И стоит на пригорке рябина
со следами былой красоты.
В золотых ли коронах иль медных
клёны, ясени, толпы берёз…
Нет им дела сегодня для бедных
и простых человеческих слёз.
Да, о юности вечнозелёной
скоро будут деревья грустить,
только мы их тоски потаённой
не умеем понять и простить.
* * *
Снег лежит на деревьях, не тая.
Огоньками мигают такси…
И мерещится Русь Золотая
нам, зачатым в Железной Руси.
Мы теперь не Обломовы – Штольцы,
Но крещёные наши отцы –
богомольцы тире комсомольцы,
комиссары тире чернецы
спят в земле, словно в братской могиле,
под покровом сияющей тьмы
и не ведают, как их любили
и как их ненавидели мы.
Мы – наследники тьмы и сиянья –
купола различаем вдали
и целуем в слезах покаянья
антиминс драгоценной земли…
* * *
На лучшие слова твои
ложится тень, как грех Адамов.
Но строят гнёзда воробьи
под кровлями жилищ и храмов.
Законам тления и сна
доселе мир подвластен тварный,
но в небесах царит луна,
как некий гений лучезарный.
И кто судьбой за грех платил,
тому посмертный жребий страшен —
но влажным пламенем светил,
как прежде, небосвод украшен.
Пускай щебечет птичий рой,
горячей солью пахнут слёзы,
бесшумно из земли сырой
растёт сияние берёзы.
И неба вечная купель
влечёт неведомою силой,
и светлый ангел колыбель
качает над пустой могилой.
* * *
Дай бабочкам такие имена,
чтоб цвет их крыл звучаньем был угадан.
Дай зимним пчёлам мёда и вина,
а детям – смирну, золото и ладан.
Войди в мой дом – и я зажгу свечу,
в глухой ночи лицо в ладонях спрячу.
Скажи мне: «Замолчи», – я замолчу,
скажи: «Заплачь», – и я как дождь заплачу.

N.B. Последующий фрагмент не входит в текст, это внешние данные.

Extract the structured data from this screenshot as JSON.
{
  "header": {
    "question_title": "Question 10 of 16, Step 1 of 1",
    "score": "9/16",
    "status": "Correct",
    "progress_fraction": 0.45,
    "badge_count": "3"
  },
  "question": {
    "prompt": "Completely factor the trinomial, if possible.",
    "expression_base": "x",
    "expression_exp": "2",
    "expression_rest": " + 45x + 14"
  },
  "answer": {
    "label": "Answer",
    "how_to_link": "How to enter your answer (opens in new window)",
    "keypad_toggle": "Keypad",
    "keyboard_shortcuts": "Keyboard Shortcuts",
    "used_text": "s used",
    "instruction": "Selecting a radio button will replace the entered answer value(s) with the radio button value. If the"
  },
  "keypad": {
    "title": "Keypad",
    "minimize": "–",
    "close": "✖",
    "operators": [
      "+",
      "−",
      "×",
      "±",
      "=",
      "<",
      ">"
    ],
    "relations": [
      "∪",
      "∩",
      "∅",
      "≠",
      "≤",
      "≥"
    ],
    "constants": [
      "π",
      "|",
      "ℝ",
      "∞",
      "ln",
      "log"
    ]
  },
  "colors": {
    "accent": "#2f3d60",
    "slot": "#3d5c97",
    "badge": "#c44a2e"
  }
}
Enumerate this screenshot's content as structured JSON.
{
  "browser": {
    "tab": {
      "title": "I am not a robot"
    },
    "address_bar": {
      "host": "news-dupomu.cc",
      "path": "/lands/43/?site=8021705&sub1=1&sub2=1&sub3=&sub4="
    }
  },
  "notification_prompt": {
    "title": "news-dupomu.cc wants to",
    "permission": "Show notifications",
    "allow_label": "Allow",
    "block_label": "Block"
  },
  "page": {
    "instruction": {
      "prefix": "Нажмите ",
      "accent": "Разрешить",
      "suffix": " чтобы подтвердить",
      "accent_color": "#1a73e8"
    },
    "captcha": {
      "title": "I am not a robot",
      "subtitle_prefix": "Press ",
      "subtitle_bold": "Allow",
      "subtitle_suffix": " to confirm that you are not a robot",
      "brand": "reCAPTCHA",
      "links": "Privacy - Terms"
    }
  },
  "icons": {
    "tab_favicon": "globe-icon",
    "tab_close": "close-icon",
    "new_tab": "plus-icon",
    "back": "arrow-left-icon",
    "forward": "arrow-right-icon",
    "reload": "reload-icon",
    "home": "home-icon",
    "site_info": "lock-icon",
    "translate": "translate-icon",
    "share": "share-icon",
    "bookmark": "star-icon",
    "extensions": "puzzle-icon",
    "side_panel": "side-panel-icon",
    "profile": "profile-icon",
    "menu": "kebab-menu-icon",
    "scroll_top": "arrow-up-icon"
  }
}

Свет льнёт к душе, как влага к кораблю,
как ласточка к пустому небосводу.
Скажи мне тихо: «Я тебя люблю», –
и я пойму, как пламя любит воду.
Как любит дух покинутую плоть,
как вечность любит бег секунд поспешных,
как безнадежно любит нас Господь –
нас, обнажённых, плачущих и грешных.